Aarde onderging een snelle en ingrijpende smeltperiode na de laatste wereldwijde ijstijd, blijkt uit nieuw onderzoek
Na de laatste wereldwijde ijstijd onderging de diepbevroren aarde een ingesloten limiet van klimaatverandering en smolt hij tot een slushy planeet. Resultaten van een studie onder leiding van Virginia Tech bieden het eerste directe geochemische bewijs van deze slushy planeet, ook bekend als het “plumeworld ocean” tijdperk, waarin extreem hoge niveaus van kooldioxide de bevroren aarde dwongen tot een massale en snelle smeltperiode.
“Onze resultaten hebben belangrijke implicaties voor het begrijpen van hoe het klimaat en de oceaanchemie van de aarde veranderden na de extreme omstandigheden van de laatste wereldwijde ijstijd,” zei hoofdauteur Tian Gan, een voormalig postdoctoraal onderzoeker aan Virginia Tech. Gan werkte samen met geoloog Shuhai Xiao aan de studie, die op 5 november werd gepubliceerd in de Proceedings of the National Academy of Sciences.
De laatste wereldwijde ijstijd vond plaats ongeveer 635 miljoen tot 650 miljoen jaar geleden, toen wetenschappers geloven dat de globale temperaturen daalden en de poolkappen zich om de hemisferen begonnen te verplaatsen. Het groeiende ijs weerkaatste meer zonlicht weg van de aarde, wat een spiraal van dalende temperaturen in gang zette.
“Een kwart van de oceaan was bevroren door extreem lage kooldioxide niveaus,” zei Xiao, die onlangs werd geïntroduceerd in de National Academy of Sciences.
Toen het oppervlaktewater verzegeld was, stopte een keten van reacties abrupt:
- De watercyclus werd vergrendeld. Geen verdamping en zeer weinig regen of sneeuw.
- Zonder water was er een enorme vertraging in een kooldioxide verbruikend proces dat chemische verwering wordt genoemd, waarbij rotsen eroderen en uiteenvallen.

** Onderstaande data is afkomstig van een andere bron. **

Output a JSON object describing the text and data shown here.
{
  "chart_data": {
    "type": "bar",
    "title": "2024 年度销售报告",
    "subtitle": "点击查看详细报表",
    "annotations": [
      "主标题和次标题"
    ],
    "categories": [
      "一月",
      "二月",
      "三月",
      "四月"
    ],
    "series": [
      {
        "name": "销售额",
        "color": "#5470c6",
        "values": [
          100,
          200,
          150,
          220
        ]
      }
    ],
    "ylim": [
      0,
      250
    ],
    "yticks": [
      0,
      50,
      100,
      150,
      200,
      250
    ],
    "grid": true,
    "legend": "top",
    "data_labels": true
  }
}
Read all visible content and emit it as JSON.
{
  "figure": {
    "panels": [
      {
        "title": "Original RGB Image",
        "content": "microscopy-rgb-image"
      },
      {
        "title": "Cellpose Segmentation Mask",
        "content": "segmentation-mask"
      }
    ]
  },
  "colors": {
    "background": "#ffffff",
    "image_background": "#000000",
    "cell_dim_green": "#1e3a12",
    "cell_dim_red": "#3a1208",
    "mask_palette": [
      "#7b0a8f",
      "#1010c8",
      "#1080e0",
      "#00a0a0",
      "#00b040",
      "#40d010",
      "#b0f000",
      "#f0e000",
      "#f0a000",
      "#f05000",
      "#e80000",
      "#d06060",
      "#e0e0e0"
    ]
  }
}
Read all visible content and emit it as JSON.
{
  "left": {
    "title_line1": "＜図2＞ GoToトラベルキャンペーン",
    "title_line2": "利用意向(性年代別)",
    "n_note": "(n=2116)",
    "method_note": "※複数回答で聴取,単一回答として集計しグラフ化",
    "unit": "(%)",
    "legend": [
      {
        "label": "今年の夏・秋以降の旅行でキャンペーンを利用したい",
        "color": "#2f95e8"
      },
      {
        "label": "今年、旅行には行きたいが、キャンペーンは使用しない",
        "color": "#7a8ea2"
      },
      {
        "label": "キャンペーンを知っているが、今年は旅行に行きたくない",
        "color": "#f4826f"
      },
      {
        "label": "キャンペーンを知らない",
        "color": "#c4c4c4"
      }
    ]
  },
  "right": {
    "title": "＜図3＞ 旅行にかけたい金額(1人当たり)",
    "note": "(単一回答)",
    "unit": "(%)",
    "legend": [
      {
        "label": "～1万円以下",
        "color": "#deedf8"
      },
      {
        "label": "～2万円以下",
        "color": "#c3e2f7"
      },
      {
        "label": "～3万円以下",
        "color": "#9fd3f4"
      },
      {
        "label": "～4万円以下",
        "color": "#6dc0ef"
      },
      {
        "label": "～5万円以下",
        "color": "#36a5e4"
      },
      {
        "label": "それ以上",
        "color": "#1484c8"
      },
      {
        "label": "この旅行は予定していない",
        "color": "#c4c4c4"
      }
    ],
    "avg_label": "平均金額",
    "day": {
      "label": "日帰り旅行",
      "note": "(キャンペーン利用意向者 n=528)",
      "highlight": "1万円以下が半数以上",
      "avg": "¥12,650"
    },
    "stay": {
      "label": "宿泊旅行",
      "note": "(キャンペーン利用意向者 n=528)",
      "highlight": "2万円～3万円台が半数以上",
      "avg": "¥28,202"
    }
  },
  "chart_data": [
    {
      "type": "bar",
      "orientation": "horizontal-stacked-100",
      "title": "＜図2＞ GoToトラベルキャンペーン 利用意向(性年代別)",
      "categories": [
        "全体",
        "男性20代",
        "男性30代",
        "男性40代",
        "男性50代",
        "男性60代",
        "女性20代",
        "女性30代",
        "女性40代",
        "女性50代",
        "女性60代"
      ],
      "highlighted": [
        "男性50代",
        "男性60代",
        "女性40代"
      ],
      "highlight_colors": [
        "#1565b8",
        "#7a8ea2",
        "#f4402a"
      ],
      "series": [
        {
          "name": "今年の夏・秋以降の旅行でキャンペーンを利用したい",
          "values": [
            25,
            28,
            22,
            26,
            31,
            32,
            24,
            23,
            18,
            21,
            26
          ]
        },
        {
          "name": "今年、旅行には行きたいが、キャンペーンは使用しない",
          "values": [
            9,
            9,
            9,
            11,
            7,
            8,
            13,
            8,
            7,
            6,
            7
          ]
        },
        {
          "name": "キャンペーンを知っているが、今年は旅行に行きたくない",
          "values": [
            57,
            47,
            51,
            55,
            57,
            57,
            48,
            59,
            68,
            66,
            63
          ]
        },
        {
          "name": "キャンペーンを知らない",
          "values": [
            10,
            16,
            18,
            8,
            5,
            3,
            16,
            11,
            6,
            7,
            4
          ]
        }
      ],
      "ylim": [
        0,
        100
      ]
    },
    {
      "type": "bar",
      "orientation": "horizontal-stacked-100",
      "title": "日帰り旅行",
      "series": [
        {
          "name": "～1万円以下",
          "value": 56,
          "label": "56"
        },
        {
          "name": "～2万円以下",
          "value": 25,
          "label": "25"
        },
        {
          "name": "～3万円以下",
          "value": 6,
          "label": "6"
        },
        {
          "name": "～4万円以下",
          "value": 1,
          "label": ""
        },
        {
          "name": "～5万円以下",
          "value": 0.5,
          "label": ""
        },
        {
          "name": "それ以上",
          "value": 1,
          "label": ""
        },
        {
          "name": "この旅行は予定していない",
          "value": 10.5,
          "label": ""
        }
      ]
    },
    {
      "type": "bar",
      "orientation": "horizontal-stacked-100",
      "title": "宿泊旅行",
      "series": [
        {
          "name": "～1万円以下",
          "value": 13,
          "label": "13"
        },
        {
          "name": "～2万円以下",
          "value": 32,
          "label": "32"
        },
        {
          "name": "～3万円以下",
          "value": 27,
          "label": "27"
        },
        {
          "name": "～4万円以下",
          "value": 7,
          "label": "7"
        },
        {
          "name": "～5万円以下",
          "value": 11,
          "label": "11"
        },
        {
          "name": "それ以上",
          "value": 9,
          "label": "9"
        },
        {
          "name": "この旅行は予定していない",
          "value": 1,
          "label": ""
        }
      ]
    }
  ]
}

- Zonder verwering en erosie begon kooldioxide zich in de atmosfeer op te hopen en warmte vast te houden.
“Het was slechts een kwestie van tijd totdat de kooldioxideniveaus hoog genoeg waren om het patroon van ijs te doorbreken,” zei Xiao. “Toen het eindigde, gebeurde dat waarschijnlijk catastrofaal.”
Plotseling begon de hitte zich op te bouwen. De ijskappen begonnen te krimpen, en het klimaat van de aarde keerde zich woedend terug naar druppig en soepachtig. Binnen slechts 10 miljoen jaar fluctueerden de gemiddelde wereldtemperaturen van min 50 tot 120 graden Fahrenheit (min 45 tot 48 graden Celsius).
Maar het ijs smolt niet en mengde zich niet tegelijkertijd met zeewater. De onderzoeksresultaten schetsen een heel andere wereld dan we ons kunnen voorstellen: uitgestrekte rivieren van gletsjerwater die als een omgekeerde tsunami van het land naar de zee stroomden, en zich vervolgens ophoopten bovenop extra zout, extra dicht oceaanwater.
De onderzoekers testten deze versie van de prehistorische wereld door een set carbonaatstenen te bestuderen die zich vormden toen de wereldwijde ijstijd ten einde liep. Ze analyseerden een bepaalde geochemische handtekening, de relatieve overvloed van lithiumisotopen, vastgelegd in de carbonaatstenen. Volgens de plumeworld ocean-theorie zouden de geochemische handtekeningen van zoetwater sterker zijn in rotsen die zich onder invloed van nabijgelegen smeltwater vormden dan in de rotsen die zich offshore, onder de diepe, zoute zee vormden—en dat is precies wat de onderzoekers waarnamen.
De bevindingen brengen de limiet van milieuverandering beter in beeld, zei Xiao, maar ze bieden onderzoekers ook extra inzicht in de grenzen van de biologie en de veerkracht van het leven onder extreme omstandigheden—heet, koud en slushy.